Est-ce que le fait d’acheter comptant peut justifier une négociation ?

Alexandra : Oui, c’est clairement un atout à mettre en avant. Quand on achète comptant, il n’y a aucune condition suspensive dans le compromis de vente, ce qui est très rassurant pour le vendeur.

Tous les vendeurs ne seront pas sensibles à cet argument de la même manière : pour un vendeur pressé (par exemple parce qu’il a besoin de l’argent rapidement), ou pour un vendeur qui a déjà vu sa vente annulée parce que l’acheteur n’a pas obtenu son crédit, ce sera clairement un argument important, et il sera probablement enclin à accepter un montant légèrement inférieur à ce qu’il aurait accepté autrement.
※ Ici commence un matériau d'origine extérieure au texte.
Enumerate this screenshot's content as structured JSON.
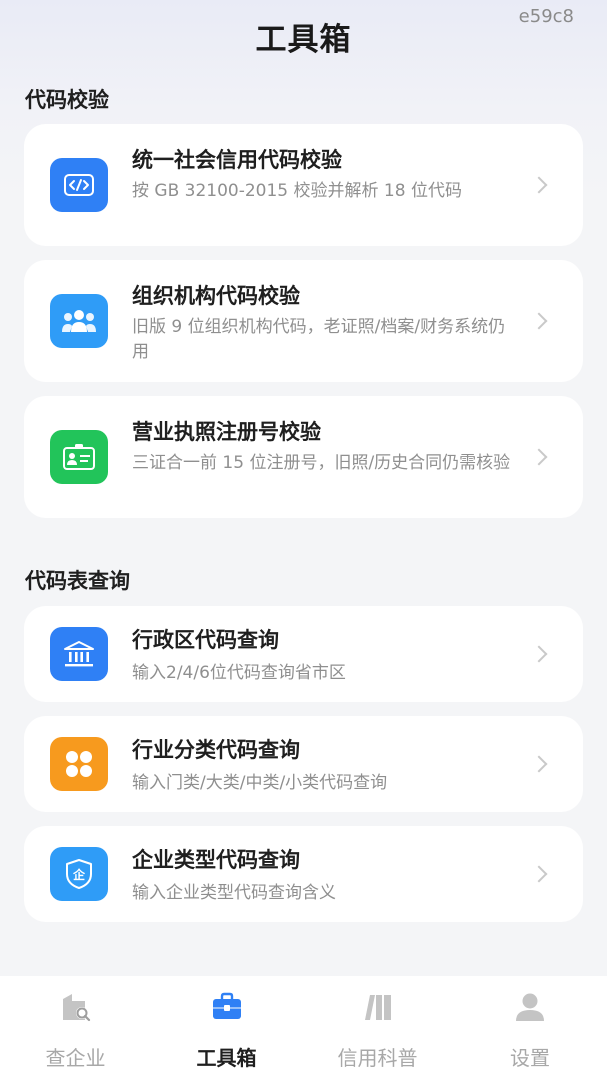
{
  "header": {
    "title": "工具箱",
    "corner_code": "e59c8"
  },
  "colors": {
    "blue": "#2f80f5",
    "green": "#22c45a",
    "orange": "#f79a1e",
    "bg": "#f4f5f7",
    "tab_active": "#2f80f5"
  },
  "sections": [
    {
      "title": "代码校验",
      "items": [
        {
          "title": "统一社会信用代码校验",
          "desc": "按 GB 32100-2015 校验并解析 18 位代码",
          "icon": "code-icon"
        },
        {
          "title": "组织机构代码校验",
          "desc": "旧版 9 位组织机构代码，老证照/档案/财务系统仍用",
          "icon": "people-icon"
        },
        {
          "title": "营业执照注册号校验",
          "desc": "三证合一前 15 位注册号，旧照/历史合同仍需核验",
          "icon": "id-card-icon"
        }
      ]
    },
    {
      "title": "代码表查询",
      "items": [
        {
          "title": "行政区代码查询",
          "desc": "输入2/4/6位代码查询省市区",
          "icon": "government-building-icon"
        },
        {
          "title": "行业分类代码查询",
          "desc": "输入门类/大类/中类/小类代码查询",
          "icon": "clover-icon"
        },
        {
          "title": "企业类型代码查询",
          "desc": "输入企业类型代码查询含义",
          "icon": "shield-icon"
        }
      ]
    }
  ],
  "tabs": [
    {
      "label": "查企业",
      "icon": "company-search-icon",
      "active": false
    },
    {
      "label": "工具箱",
      "icon": "toolbox-icon",
      "active": true
    },
    {
      "label": "信用科普",
      "icon": "books-icon",
      "active": false
    },
    {
      "label": "设置",
      "icon": "user-icon",
      "active": false
    }
  ]
}
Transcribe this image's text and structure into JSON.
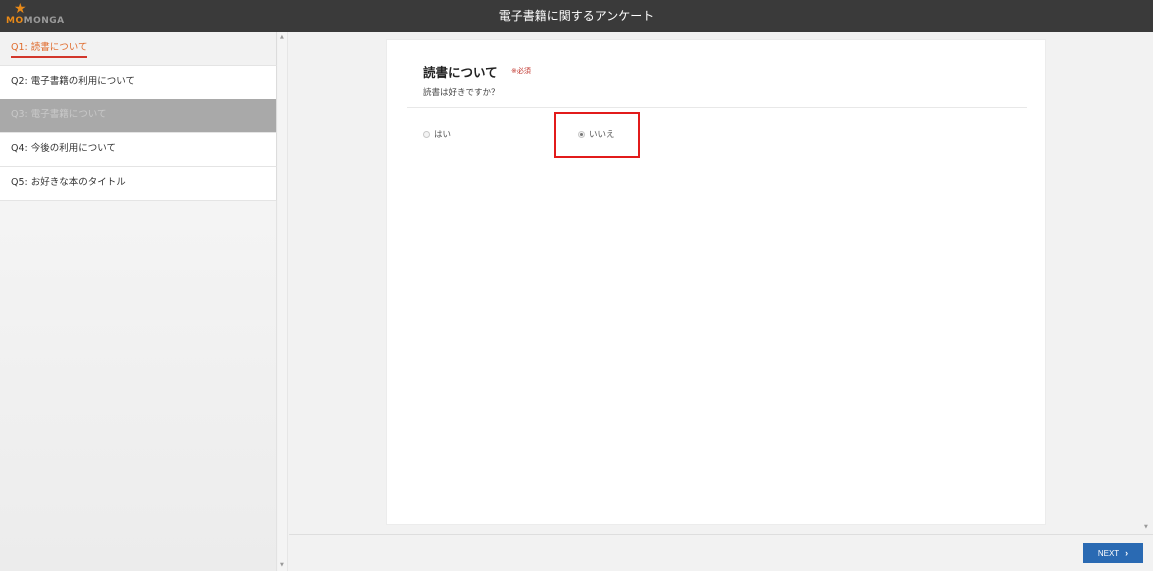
{
  "app": {
    "title": "電子書籍に関するアンケート",
    "logo_text_first": "MO",
    "logo_text_rest": "MONGA"
  },
  "sidebar": {
    "items": [
      {
        "label": "Q1: 読書について",
        "state": "active"
      },
      {
        "label": "Q2: 電子書籍の利用について",
        "state": "normal"
      },
      {
        "label": "Q3: 電子書籍について",
        "state": "disabled"
      },
      {
        "label": "Q4: 今後の利用について",
        "state": "normal"
      },
      {
        "label": "Q5: お好きな本のタイトル",
        "state": "normal"
      }
    ]
  },
  "question": {
    "title": "読書について",
    "required_mark": "※必須",
    "text": "読書は好きですか？",
    "options": [
      {
        "label": "はい",
        "selected": false
      },
      {
        "label": "いいえ",
        "selected": true
      }
    ]
  },
  "footer": {
    "next_label": "NEXT",
    "next_chevron": "›"
  },
  "colors": {
    "accent": "#2a6ab3",
    "active_nav_text": "#e06a2b",
    "highlight": "#e21b1b"
  }
}
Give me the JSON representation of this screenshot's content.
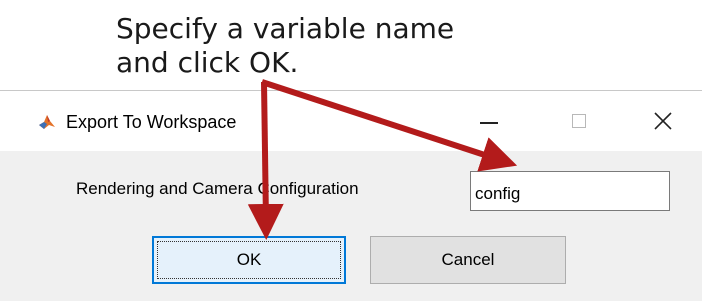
{
  "annotation": {
    "text": "Specify a variable name\nand click OK."
  },
  "dialog": {
    "title": "Export To Workspace",
    "icon": "matlab-icon",
    "window_controls": {
      "minimize": "minimize-icon",
      "maximize": "maximize-icon",
      "close": "close-icon"
    },
    "field": {
      "label": "Rendering and Camera Configuration",
      "value": "config"
    },
    "buttons": {
      "ok_label": "OK",
      "cancel_label": "Cancel"
    }
  },
  "colors": {
    "arrow": "#b31b1b",
    "ok_border": "#0078d7",
    "dialog_bg": "#f0f0f0"
  }
}
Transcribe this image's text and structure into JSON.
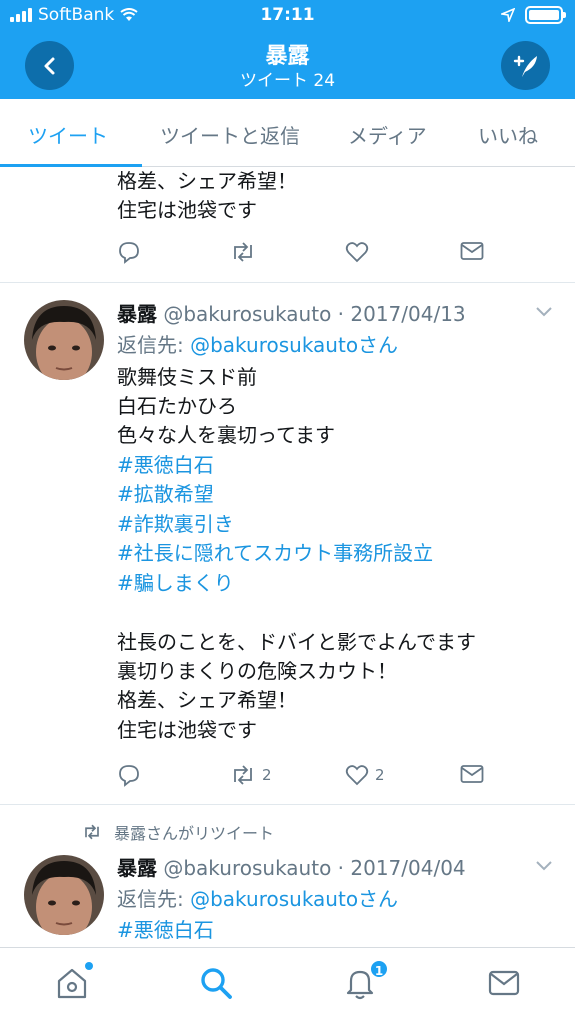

Mais attention, la négociation doit être raisonnable (je vous déconseille de dépasser 10.000 € de négociation juste sur ce motif), et soyez conscients que certains vendeurs y seront moins sensibles.

Est-ce que ma proposition de négociation, si elle est acceptée, m’engage à acheter ?

Alexandra : Disons que moralement, si le vendeur accepte votre offre, il est en effet plus correct d’acheter son bien ! Mais juridiquement, vous n’êtes en fait engagé à rien. D’ailleurs, une offre d’achat ne vous engage pas vraiment non plus. Même lorsqu’on signe un compromis de vente ou une promesse de vente, on n’est pas encore complètement engagé, puisqu’on a un délai de rétractation de 10 jours !

Autrement dit, en tant qu’acheteur,  vous ne serez engagé à acheter le bien que 10 jours après la signature du compromis de vente… Il n’y a donc pas de raison de s’inquiéter, mais ne faites pour autant pas une offre à la légère, car vous feriez perdre du temps au vendeur pour rien.

J’ai fait une offre d’achat que le vendeur a accepté, mais j’ai reçu les diagnostics et j’ai changé d’avis. Est-ce que je peux encore négocier ?

Alexandra : Oui. Comme en tant qu’acheteur, vous n’êtes réellement engagé à acheter que 10 jours après la signature du compromis de vente, cela signifie qu’avant cette date, vous êtes libre. Si vous recevez des diagnostics avec des éléments que vous n’aviez pas prévu et qui vous inquiètent, vous êtes libre soit de renoncer à votre achat, soit de faire une nouvelle proposition sur la base de ces nouveaux éléments.